Hoegeng semasa hidupnya adalah sosok teledan. Tindak-tanduknya mengagumkan. Demikian pula prestasinya yang bejibun. Sosoknya tak bisa disetir. Apalagi disuap. Nyawanya kadang jadi taruhan. Kiprah itu buat Hoegeng dijuluki manusia langka.

Polisi adalah mimpi Hoegeng sejak kecil. Heroisme seorang polisi dalam menjaga ketertiban dan membantu orang banyak adalah muaranya. Mimpi itu lantas dikejarnya. Pun akhirnya berhasil digapai. Hoegeng resmi menjadi seorang polisi. Ia menjalani pekerjaannya dengan tekun dan telaten. Karenanya, popularitas Hoegeng sebagai polisi jujur dan berintegritas meningkat.

Prestasi itu sampai ke telingan Kapolri Pertama Indonesia, Raden Said Soekanto. Sang Kapolri memberikan tantangan kepada Hoegeng untuk memberantas judi, smokel (penyelundupan), dan korupsi di Medan. Tugas itu sengaja diberikan kepada Hoegeng. sebab, Soekarno percaya Hoegeng tokoh yang tepat untuk melakukan pembersihan besar-besaran di Medan.

Hoegeng lalu diangkat Soekanto sebagai Kadit Reskrim Kepolisian Sumatra Utara di Medan. Hoegeng memahami Medan lazimnya sebagai tempat test case-nya seorang polisi. Yang mana, jika seorang polisi berhasil mengemban tugas dengan baik maka popularitasnya akan meningkat. Sedang mereka yang dapat “dibeli” pengaruhnya oleh pengusaha maka akan dianggap gagal.

Jenderal Hoegeng Imam Santoso saat menjabat sebagai Kapolri pada 1968. (Perpusnas)

Hoegeng jelas berpegang teguh pada prinsipnya. Ia menjalankan tugas sebaik-baiknya. Bahkan, saat ia tiba di Medan Hoegeng banyak menolak mentah-mentah hadiah –suap-- yang diberikan.

Tak habis ide, pengusaha yang disebut Hoegeng Cina Medan lalu mencoba menghiasi rumah dinas Hoegeng dengan perabotan mewah. Namun, lagi-lagi Hoegeng menolak.
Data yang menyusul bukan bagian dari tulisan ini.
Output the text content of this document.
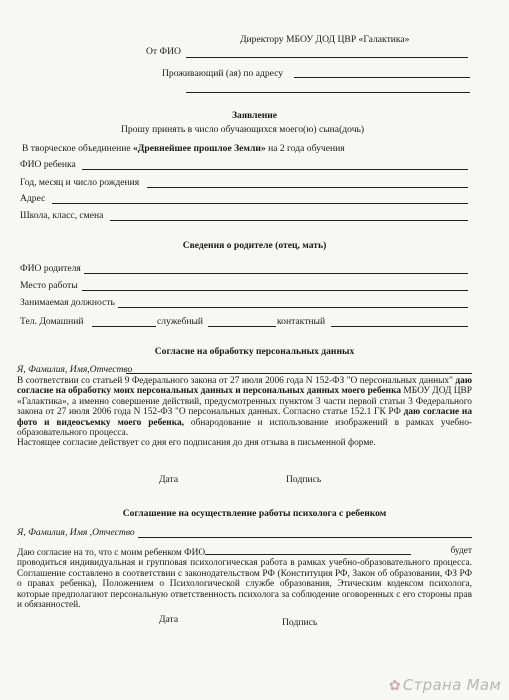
Директору МБОУ ДОД ЦВР «Галактика»
От ФИО
Проживающий (ая) по адресу
Заявление
Прошу принять в число обучающихся моего(ю) сына(дочь)
В творческое объединение «Древнейшее прошлое Земли» на 2 года обучения
ФИО ребенка
Год, месяц и число рождения
Адрес
Школа, класс, смена
Сведения о родителе (отец, мать)
ФИО родителя
Место работы
Занимаемая должность
Тел. Домашний	служебный	контактный
Согласие на обработку персональных данных
Я, Фамилия, Имя,Отчество
В соответствии со статьей 9 Федерального закона от 27 июля 2006 года N 152-ФЗ "О персональных данных" даю согласие на обработку моих персональных данных и персональных данных моего ребенка МБОУ ДОД ЦВР «Галактика», а именно совершение действий, предусмотренных пунктом 3 части первой статьи 3 Федерального закона от 27 июля 2006 года N 152-ФЗ "О персональных данных. Согласно статье 152.1 ГК РФ даю согласие на фото и видеосъемку моего ребенка, обнародование и использование изображений в рамках учебно-образовательного процесса.
Настоящее согласие действует со дня его подписания до дня отзыва в письменной форме.
Дата	Подпись
Соглашение на осуществление работы психолога с ребенком
Я, Фамилия, Имя ,Отчество
Даю согласие на то, что с моим ребенком ФИО	будет

проводиться индивидуальная и групповая психологическая работа в рамках учебно-образовательного процесса. Соглашение составлено в соответствии с законодательством РФ (Конституция РФ, Закон об образовании, ФЗ РФ о правах ребенка), Положением о Психологической службе образования, Этическим кодексом психолога, которые предполагают персональную ответственность психолога за соблюдение оговоренных с его стороны прав и обязанностей.
Дата	Подпись
✿ Страна Мам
“China tukang suap itu memang badung. Tanpa menggubris kehadirannya, maka anggota polisi yang membantu serta kuli-kuli saya perintahkan mengeluarkan dengan paksa barang yang bukan untuk sata itu ke pinggir jalan di depan rumah: piano, lemari-lemari, meja, kursi tamu, buffet, meja makan, kulkas, radio, tape rekorder, dipan-dipan jati, dan entah apa lagi.”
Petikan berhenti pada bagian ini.